Checkpoint inhibitors and the cancers they treat include:
- Atezolizumab (Tecentriq) -- non-small-cell lung cancer, bladder cancer
- Ipilimumab (Yervoy) -- melanoma that has spread or that might come back after surgery
- Nivolumab (Opdivo) -- bladder cancer, head and neck cancer, Hodgkin's lymphoma, kidney cancer, non-small-cell lung cancer, melanoma
- Pembrolizumab (Keytruda) -- non-small-cell lung cancer, head and neck cancer, melanoma
Cancer vaccines
Like the shots that protect you against the flu and measles, cancer vaccines help your immune system recognize and defend your body against cancer. Some vaccines help prevent cancer. Others treat cancer or stop it from coming back.

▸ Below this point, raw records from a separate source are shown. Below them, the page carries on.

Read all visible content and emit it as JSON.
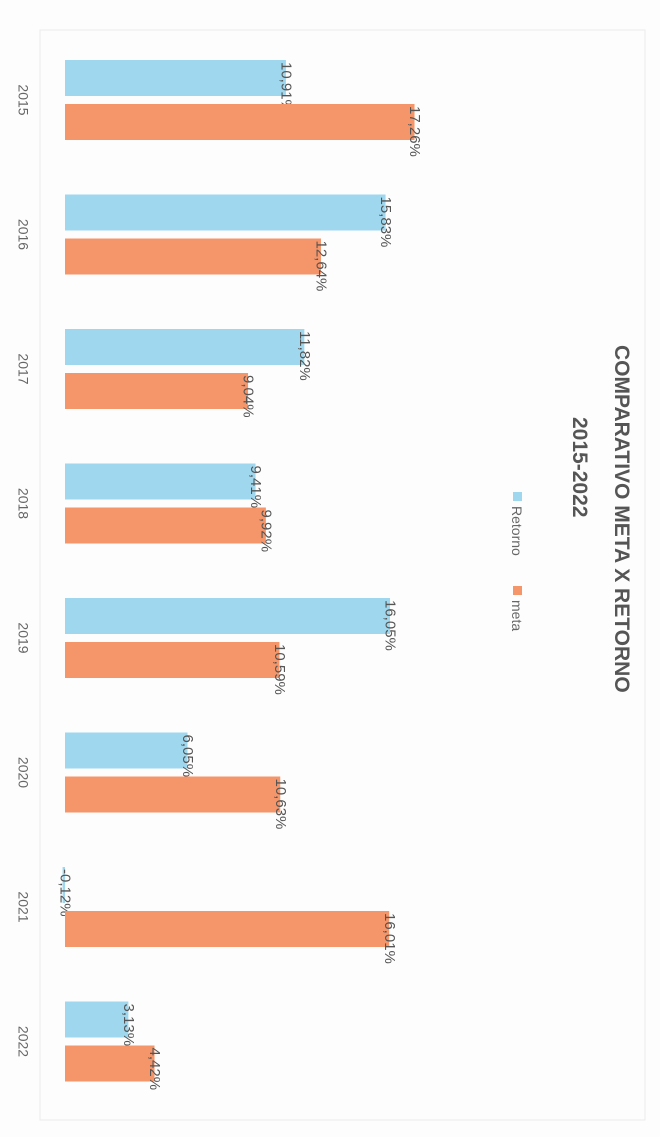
{
  "chart_data": {
    "type": "bar",
    "orientation": "rotated-90-clockwise",
    "title": "COMPARATIVO META X RETORNO",
    "subtitle": "2015-2022",
    "categories": [
      "2015",
      "2016",
      "2017",
      "2018",
      "2019",
      "2020",
      "2021",
      "2022"
    ],
    "series": [
      {
        "name": "Retorno",
        "color": "#9fd8ee",
        "values": [
          10.91,
          15.83,
          11.82,
          9.41,
          16.05,
          6.05,
          -0.12,
          3.13
        ],
        "labels": [
          "10,91%",
          "15,83%",
          "11,82%",
          "9,41%",
          "16,05%",
          "6,05%",
          "-0,12%",
          "3,13%"
        ]
      },
      {
        "name": "meta",
        "color": "#f5956a",
        "values": [
          17.26,
          12.64,
          9.04,
          9.92,
          10.59,
          10.63,
          16.01,
          4.42
        ],
        "labels": [
          "17,26%",
          "12,64%",
          "9,04%",
          "9,92%",
          "10,59%",
          "10,63%",
          "16,01%",
          "4,42%"
        ]
      }
    ],
    "value_axis_visible": false,
    "grid": false,
    "legend_position": "top"
  }
}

The only approved vaccine to treat cancer is sipuleucel-T (Provenge). Doctors use it on prostate cancer that continues to spread after hormone therapy. Other vaccines are being tested in clinical trials.
Other types of immunotherapy
A few other immunotherapy treatments don't target cancer cells directly. Instead, they boost your immune system to make it more effective against cancer.
Examples of these treatments include:
- Bacille Calmette-Guérin -- early-stage bladder cancer
- Imiquimod (Zyclara) -- early-stage skin cancer
- Interleukin-2 (IL-2) -- kidney cancer and melanoma that have spread
- Interferons (IFN-alpha, IFN-beta, IFN-gamma) -- some types of leukemia and lymphoma, kidney cancer, melanoma, Kaposi sarcoma
- Lenalidomide (Revlimid), pomalidomide (Pomalyst), thalidomide (Thalomid) -- multiple myeloma
Should I Try Immunotherapy?
This type of treatment isn't right for everyone. It doesn't work on all types of cancer. And if surgery, radiation, or chemotherapy has stopped your cancer from growing, you might not need it.
Immunotherapy might be for you if it's approved for your cancer. Even if it isn't, you still might be able to get it in a clinical trial if your first treatments didn't work. Ask your doctor if any trials are testing out new immunotherapy treatments for your cancer type.
Here are questions to ask your doctor to decide if immunotherapy is right for you:
- Are any immunotherapy treatments approved for my cancer?
- If not, are any clinical trials testing these treatments for my cancer?
- How might it help my cancer?
- Will I get it alone, or with other treatments?
- How will I get it (by shot, etc.)?
- How often will I need it?
- What kinds of side effects can it cause?
- For how long will I need to take it?
- What happens if it doesn't work?
Make sure you understand how immunotherapy might help you and what side effects it can cause before you start treatment.